Les faits.
Observant des fissurations relevées au droit de son habitation en façade arrière, monsieur M a déclaré ces dommages à son assureur en octobre2023 dans les délais légaux de publication de l’arrêté de reconnaissance de catastrophe naturelle sécheresse visant sa commune.
Une estimation des travaux pour plus de 50 000€ est envoyée à l’appui de son dossier de demande d’indemnisation.
A la suite de la visite de l’expert désigné par l’assureur monsieur M prend connaissance du rapport de ce dernier qui tend à expliquer que ces fissures ne proviennent pas nécessairement de la sécheresse mais d’un cumul d’eau s’étant formé sous une ancienne cuve à fioul tout en soulignant que la très faible profondeur d’assise des fondations a pu influer et aggraver les dommages via une sur-humidification artificielle préjudiciable du sol d’assise.
En conclusion l’expert indique que les désordres relevés n’ont pas pour fait générateur des mouvements de terrains différentiels, consécutifs à la sécheresse et à la réhydratation des sols, en référence à la période visée par l’arrêté.
Il faudra à monsieur M supporter un long « combat juridique » de plus de19 mois avec contre-expertises et saisine du médiateur national des assurances notamment pour qu’il obtienne une juste indemnisation.
Qu’est-ce qu’un état de catastrophe naturelle ?
Les communes touchées par un phénomène naturel dévastateur peuvent demander une reconnaissance de l’état de catastrophe naturelle auprès du préfet dans un délai maximum de 24 mois après l’évènement.
La reconnaissance d’état de catastrophe naturelle se fait par un arrêté interministériel, « qui détermine les zones et les périodes où s’est située la catastrophe ainsi que la nature des dommages résultant de celle-ci couverts par la garantie contre les effets des catastrophes naturelles. C’est cette parution au Journal officiel qui va permettre aux victimes d’être indemnisées.
INFORMATIONS UTILES.
Les désordres aux constructions consécutifs à la sécheresse présentent un coût élevé pour la collectivité et les assureurs ce qui « explique » que de nombreux dossiers, jugés incomplets ou imprécis, sont souvent rejetés.
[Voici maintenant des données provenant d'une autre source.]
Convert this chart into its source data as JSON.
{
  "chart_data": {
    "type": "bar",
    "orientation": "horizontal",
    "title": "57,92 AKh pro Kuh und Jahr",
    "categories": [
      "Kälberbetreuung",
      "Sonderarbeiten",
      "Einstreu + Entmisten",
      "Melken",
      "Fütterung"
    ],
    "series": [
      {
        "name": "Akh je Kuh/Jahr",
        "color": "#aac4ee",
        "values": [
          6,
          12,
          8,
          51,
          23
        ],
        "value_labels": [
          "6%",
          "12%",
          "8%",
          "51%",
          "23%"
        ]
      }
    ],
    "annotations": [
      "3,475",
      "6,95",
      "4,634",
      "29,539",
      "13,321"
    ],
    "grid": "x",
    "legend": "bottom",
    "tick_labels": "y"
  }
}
C’est pourquoi avant de se lancer dans une « bataille » juridique il convient déjà de solliciter un ou plusieurs avis techniques auprès de professionnels reconnus et identifiés.
Ensuite il ne faut jamais oublier que chaque mot, chaque paragraphe de votre déclaration de sinistre seront « disséqués » par votre assureur.
A cet effet il convient de s’assurer que le désordre constaté est bien apparu durant la période des dates fixées par l’arrêté (portant reconnaissance de l’état de catastrophe naturelle) car contrairement à un tremblement de terre ou une inondation les phénomènes liés à la sécheresse ne se caractérisent pas par leur soudaineté.
Enfin ne pas oublier la notion de prescription car parfois un assureur utilisera ce moyen pour échapper au paiement d’une indemnité.
Pour éviter tout litige il est conseillé d’envoyer au moins une fois par an depuis votre déclaration de sinistre une lettre recommandé à votre assureur en lui demandant de régler l’indemnité relative à votre sinistre.